Making a Federal Queso It

Jul 12, 2005 17:28

Via robotwisdom, mainly for anarqueso, gordonzola, and the rest of the cheese crew. Your nemesis has been uncovered; the EVIL cheese makers. Also I was obligated to make a dumb joke in the headline so shut up about it already.Feds charge pair in cheese-making scam
WAYNE PARRY
Associated Press

NEWARK, N.J. - They touted their cheese as better than the rest, and their company was hailed as one of the best small businesses in America.

But a federal court indictment claims the success story of now-defunct cheese maker Suprema Specialties was full of holes. The company's former chief executive and chief financial officer are accused of participating in a massive scheme with customers and suppliers to claim more than $600 million in non-existent sales.

Mark Cocchiola, 49, of Englewood Cliffs, a founder of the Paterson-based company, and Steven Venechanos, 46, of New Milford, its chief financial officer and corporate secretary, were charged Monday in a 38-count indictment, accused of conspiracy, bank fraud, securities fraud, mail and wire fraud.

The indictments came the same day that the U.S. Securities and Exchange Commission filed a civil complaint against the pair, alleging they broke securities laws and regulations.

Before it collapsed in 2002, Suprema was hailed in the financial press as among the best-performing small companies in the country. It was twice named to Forbes magazine's top 200 small companies, and made Fortune magazine's top 100 list.

"Suprema was essentially an illusion as a business, and a lie for investors," said U.S. Attorney Christopher Christie. "It was in business to provide a means for fraud."

Attorneys for both defendants did not immediately return calls seeking comment Tuesday.

The federal indictment claims the men participated with major customers to falsely inflate Suprema's sales by creating false invoices to make it appear as if the company had sold cheese to the customers.

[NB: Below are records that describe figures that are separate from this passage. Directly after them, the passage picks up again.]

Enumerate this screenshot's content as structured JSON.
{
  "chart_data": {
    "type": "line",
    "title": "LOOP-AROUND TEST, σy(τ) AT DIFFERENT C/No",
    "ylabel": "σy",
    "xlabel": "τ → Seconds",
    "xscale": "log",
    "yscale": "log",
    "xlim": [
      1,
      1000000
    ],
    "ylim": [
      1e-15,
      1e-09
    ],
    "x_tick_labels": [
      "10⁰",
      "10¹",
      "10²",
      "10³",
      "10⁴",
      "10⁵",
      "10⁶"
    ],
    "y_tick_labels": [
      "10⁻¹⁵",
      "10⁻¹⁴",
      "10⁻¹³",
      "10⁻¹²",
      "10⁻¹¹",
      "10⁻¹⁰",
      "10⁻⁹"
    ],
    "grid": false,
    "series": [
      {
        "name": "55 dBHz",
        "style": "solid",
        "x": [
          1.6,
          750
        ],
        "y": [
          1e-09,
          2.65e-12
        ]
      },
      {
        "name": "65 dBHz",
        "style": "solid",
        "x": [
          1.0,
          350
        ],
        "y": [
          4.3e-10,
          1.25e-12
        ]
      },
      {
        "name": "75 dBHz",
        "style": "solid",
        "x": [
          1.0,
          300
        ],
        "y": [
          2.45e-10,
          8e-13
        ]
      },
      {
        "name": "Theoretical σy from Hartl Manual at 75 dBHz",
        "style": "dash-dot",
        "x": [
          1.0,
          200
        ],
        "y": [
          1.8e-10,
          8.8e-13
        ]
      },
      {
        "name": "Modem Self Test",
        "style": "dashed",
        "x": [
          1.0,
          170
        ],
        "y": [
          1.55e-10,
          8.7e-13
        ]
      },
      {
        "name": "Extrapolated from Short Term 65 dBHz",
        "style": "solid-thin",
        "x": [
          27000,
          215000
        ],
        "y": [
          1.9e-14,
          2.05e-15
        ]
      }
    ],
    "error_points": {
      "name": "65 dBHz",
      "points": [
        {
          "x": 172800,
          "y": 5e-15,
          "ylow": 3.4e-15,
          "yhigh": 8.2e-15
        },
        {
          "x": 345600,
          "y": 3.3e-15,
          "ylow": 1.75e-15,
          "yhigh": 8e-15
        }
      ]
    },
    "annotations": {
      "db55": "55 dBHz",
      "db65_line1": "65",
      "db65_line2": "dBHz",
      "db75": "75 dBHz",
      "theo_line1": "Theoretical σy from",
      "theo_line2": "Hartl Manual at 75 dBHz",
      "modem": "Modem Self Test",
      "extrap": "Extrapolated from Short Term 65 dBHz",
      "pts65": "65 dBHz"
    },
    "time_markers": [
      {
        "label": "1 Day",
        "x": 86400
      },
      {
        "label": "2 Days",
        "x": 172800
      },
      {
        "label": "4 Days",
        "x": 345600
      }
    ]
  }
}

The scheme also involved the company having vendors ship imitation cheese products that Suprema then labeled as higher-priced, premium, all-natural Italian cheese. This falsely boosted the value of the company's inventory, prosecutors said.

The phony financial numbers were reported to Suprema's lenders, to the SEC and to investors through traveling investment tours, according to the indictment. The company managed to land $140 million in lines of credit before it fell apart three years ago.

Cocchiola made more than $2.5 million from stock sales, and Venechanos got more than $1 million, prosecutors said. They could get 30 years in prison if convicted.

In January 2004, three former customers and a former Suprema manager pleaded guilty to conspiracy, securities fraud and food adulteration. Last March, a different former customer admitted conspiracy and securities fraud charges.